|Date of Birth||May 22, 1889|
|Place of Birth||Smith Falls, Ontario|
|Next of Kin||father, James H Ross of Winchester, Ontario|
|Trade / Calling||Railroading|
|Service Record||Link to Service Record|
|Force||Canadian Expeditionary Force|
|Enlisted / Conscripted||Enlisted|
|Place of Enlistment||Ottawa, Ontario|
|Address at Enlistment||Bank of Ottawa, Westboro, Ontario|
|Date of Enlistment||12/03/1917|
|Age at Enlistment||27|
|Theatre of Service||Europe|
|Prisoner of War||No|
|Decorations and Medals||Military Medal|
|Date of Death||13/08/1940|
|Age at Death||51|
|Buried At||Lake of the Woods Cemetery, Kenora, Ontario|
Private George Ross earned a Military Medal for his actions in a raid at Neuville Vitasse in late April of 1918, suffered a bullet wound to his knee at Amiens, and lost his life in an accident in 1940.
George Ross was born on 22 May 1889 in Smiths Falls, Ontario.
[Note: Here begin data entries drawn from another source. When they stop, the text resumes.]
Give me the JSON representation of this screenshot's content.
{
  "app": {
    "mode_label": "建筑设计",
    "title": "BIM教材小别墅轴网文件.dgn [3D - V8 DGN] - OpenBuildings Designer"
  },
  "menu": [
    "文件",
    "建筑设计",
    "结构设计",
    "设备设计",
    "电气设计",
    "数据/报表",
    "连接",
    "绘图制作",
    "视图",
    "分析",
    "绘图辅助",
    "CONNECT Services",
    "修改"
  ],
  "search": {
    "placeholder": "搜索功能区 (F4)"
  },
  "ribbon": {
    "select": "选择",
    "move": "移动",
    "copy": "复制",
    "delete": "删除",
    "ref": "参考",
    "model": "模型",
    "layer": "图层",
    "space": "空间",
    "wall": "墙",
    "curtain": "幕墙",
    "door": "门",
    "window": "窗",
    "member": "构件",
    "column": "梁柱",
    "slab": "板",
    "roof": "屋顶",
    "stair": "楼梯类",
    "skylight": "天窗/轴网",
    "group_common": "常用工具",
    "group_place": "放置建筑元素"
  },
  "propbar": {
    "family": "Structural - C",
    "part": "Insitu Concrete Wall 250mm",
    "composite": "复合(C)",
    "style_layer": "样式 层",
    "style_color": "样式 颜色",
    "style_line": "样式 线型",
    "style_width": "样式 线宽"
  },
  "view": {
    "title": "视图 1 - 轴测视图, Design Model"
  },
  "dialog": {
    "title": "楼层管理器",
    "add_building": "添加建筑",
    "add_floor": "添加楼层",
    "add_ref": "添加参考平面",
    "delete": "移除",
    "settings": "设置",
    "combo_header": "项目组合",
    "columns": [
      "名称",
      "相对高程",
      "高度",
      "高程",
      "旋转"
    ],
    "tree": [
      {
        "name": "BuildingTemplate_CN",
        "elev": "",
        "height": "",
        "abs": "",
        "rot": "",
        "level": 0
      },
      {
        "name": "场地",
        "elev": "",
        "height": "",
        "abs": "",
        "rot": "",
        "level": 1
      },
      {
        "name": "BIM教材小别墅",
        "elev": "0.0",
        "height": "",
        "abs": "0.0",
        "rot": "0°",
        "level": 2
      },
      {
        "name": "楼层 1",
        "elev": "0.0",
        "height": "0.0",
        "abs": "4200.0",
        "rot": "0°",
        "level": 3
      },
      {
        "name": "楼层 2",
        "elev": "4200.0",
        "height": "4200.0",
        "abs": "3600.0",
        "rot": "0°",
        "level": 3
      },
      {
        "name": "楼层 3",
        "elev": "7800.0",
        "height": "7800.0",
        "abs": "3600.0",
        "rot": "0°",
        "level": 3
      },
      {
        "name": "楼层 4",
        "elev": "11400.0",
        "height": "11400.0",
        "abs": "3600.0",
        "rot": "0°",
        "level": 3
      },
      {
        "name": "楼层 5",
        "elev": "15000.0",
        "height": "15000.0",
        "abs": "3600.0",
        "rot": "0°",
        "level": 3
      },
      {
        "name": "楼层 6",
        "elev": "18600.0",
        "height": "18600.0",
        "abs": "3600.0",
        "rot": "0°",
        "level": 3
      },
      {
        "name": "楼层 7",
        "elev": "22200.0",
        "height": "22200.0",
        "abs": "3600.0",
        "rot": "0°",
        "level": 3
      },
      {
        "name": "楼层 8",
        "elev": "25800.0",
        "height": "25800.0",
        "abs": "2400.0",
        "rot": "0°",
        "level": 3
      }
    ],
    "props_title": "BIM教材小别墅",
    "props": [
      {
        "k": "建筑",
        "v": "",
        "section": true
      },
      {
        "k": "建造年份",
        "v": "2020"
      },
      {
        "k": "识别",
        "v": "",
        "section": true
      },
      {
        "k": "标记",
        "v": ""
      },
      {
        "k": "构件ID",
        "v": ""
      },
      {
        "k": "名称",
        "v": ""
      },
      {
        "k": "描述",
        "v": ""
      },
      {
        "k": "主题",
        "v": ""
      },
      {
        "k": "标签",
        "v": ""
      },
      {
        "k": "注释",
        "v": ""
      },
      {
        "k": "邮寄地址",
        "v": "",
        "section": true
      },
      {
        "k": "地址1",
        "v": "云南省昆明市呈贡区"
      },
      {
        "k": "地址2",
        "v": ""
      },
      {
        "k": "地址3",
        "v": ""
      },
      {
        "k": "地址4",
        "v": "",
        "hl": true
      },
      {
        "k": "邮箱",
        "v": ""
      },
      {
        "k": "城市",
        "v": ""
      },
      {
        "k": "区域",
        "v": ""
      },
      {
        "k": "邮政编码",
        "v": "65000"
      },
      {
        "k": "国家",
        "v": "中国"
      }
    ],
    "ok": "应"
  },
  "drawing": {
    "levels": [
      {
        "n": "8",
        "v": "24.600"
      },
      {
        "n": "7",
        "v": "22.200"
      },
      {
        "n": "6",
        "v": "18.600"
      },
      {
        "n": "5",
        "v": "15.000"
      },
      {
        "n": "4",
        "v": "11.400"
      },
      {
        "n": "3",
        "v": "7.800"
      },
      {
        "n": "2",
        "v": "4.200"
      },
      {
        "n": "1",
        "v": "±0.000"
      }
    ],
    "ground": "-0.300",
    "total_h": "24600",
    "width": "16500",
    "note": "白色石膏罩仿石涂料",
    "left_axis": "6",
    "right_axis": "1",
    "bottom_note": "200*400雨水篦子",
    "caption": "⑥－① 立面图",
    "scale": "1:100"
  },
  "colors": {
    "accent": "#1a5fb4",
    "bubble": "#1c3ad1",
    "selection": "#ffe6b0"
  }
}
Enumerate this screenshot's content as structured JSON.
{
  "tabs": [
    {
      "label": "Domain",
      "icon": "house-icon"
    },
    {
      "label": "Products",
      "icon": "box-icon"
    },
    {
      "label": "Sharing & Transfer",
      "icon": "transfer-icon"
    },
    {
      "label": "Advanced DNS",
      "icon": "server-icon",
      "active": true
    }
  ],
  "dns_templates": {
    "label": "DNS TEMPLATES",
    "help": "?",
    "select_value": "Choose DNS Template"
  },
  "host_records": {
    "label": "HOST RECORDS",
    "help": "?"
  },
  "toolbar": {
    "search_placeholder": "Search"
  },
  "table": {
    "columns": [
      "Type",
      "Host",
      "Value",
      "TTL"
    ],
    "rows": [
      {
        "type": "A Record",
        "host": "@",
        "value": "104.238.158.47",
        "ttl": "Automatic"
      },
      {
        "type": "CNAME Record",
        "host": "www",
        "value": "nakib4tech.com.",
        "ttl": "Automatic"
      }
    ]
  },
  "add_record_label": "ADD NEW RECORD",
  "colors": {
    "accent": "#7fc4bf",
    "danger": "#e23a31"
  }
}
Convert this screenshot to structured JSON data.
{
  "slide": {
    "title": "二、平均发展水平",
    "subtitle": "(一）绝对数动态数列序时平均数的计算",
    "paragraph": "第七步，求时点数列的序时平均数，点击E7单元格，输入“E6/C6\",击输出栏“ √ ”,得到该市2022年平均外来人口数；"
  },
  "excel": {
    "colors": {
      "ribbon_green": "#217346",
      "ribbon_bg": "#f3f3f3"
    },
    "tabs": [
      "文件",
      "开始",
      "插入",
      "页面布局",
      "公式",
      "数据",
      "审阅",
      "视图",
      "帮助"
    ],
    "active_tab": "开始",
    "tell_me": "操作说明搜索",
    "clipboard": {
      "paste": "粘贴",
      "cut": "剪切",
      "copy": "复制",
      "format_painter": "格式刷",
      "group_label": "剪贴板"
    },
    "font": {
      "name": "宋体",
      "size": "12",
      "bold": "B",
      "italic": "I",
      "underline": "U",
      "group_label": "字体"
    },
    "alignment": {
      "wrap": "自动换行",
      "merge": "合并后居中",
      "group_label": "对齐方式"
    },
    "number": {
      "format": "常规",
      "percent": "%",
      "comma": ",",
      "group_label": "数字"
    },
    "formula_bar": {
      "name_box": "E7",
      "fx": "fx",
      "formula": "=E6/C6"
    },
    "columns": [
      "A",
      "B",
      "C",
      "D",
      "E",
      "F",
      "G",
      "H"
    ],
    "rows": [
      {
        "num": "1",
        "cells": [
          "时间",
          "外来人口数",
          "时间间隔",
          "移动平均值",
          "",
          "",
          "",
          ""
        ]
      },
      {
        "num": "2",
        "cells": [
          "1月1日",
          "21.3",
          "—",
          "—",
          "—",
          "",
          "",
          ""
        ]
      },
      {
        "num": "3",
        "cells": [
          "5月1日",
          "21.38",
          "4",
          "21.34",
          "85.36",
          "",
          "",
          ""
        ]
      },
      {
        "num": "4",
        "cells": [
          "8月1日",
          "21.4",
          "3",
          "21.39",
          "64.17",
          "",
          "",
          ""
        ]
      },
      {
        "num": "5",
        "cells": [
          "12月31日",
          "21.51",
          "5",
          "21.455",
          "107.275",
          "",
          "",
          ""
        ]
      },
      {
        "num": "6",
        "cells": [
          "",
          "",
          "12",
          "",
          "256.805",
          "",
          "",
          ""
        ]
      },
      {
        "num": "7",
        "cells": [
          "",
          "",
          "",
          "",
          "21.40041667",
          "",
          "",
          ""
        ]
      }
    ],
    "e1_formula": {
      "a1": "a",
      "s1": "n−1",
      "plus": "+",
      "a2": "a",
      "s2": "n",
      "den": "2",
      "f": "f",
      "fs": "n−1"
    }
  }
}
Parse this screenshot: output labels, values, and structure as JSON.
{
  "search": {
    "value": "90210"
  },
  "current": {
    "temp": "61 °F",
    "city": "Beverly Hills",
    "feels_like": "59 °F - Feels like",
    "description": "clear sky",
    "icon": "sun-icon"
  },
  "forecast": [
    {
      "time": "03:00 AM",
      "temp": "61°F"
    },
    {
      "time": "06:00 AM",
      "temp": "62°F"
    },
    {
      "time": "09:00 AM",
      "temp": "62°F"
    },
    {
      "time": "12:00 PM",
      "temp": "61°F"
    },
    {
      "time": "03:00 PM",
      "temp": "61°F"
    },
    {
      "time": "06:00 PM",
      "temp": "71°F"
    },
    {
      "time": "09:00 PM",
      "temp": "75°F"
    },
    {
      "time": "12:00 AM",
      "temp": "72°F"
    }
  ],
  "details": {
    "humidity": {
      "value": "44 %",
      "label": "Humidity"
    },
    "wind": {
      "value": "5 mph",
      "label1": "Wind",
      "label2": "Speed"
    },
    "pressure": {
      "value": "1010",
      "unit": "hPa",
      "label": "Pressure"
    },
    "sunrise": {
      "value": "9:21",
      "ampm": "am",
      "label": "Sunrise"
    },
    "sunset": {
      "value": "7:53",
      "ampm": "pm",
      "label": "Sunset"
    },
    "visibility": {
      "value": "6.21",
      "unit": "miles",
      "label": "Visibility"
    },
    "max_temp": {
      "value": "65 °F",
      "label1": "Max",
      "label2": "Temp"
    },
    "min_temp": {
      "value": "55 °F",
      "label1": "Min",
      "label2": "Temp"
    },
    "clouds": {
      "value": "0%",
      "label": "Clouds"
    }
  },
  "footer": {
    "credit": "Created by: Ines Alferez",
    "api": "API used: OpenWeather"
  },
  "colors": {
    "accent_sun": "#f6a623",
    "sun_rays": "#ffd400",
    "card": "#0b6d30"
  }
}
His father James Herkhimer Ross was from the Belleville area while his mother Mary Christie was from Kingston, both in Ontario. The couple married in Portage La Prairie, Manitoba in November of 1882. Returning to Kingston, their first child, daughter Jessie Augusta, was born in November of 1883. By 1887 the family had moved to Smiths Falls where more children were added to the family, Elenor (Nellie) in 1887, George, and Marion in 1900. George’s father was involved in the newspaper industry, listed as editor, journalist, and printer in various records. Sadly, George’s sister Nellie died in 1905 followed by his mother Mary in 1908, both victims of tuberculosis. In 1913 George’s father James married widow Eliza Blanche (née Gardner) Agnew in Winchester, Ontario where the couple were to live.
George signed his attestation papers with the 253rd Battalion in Ottawa on 12 March 1917. He gave his father James in Winchester as next of kin and his occupation as ‘railroading’. In mid April he was transferred to the 207th Battalion and embarked from Halifax aboard the Olympic on the 28th of May.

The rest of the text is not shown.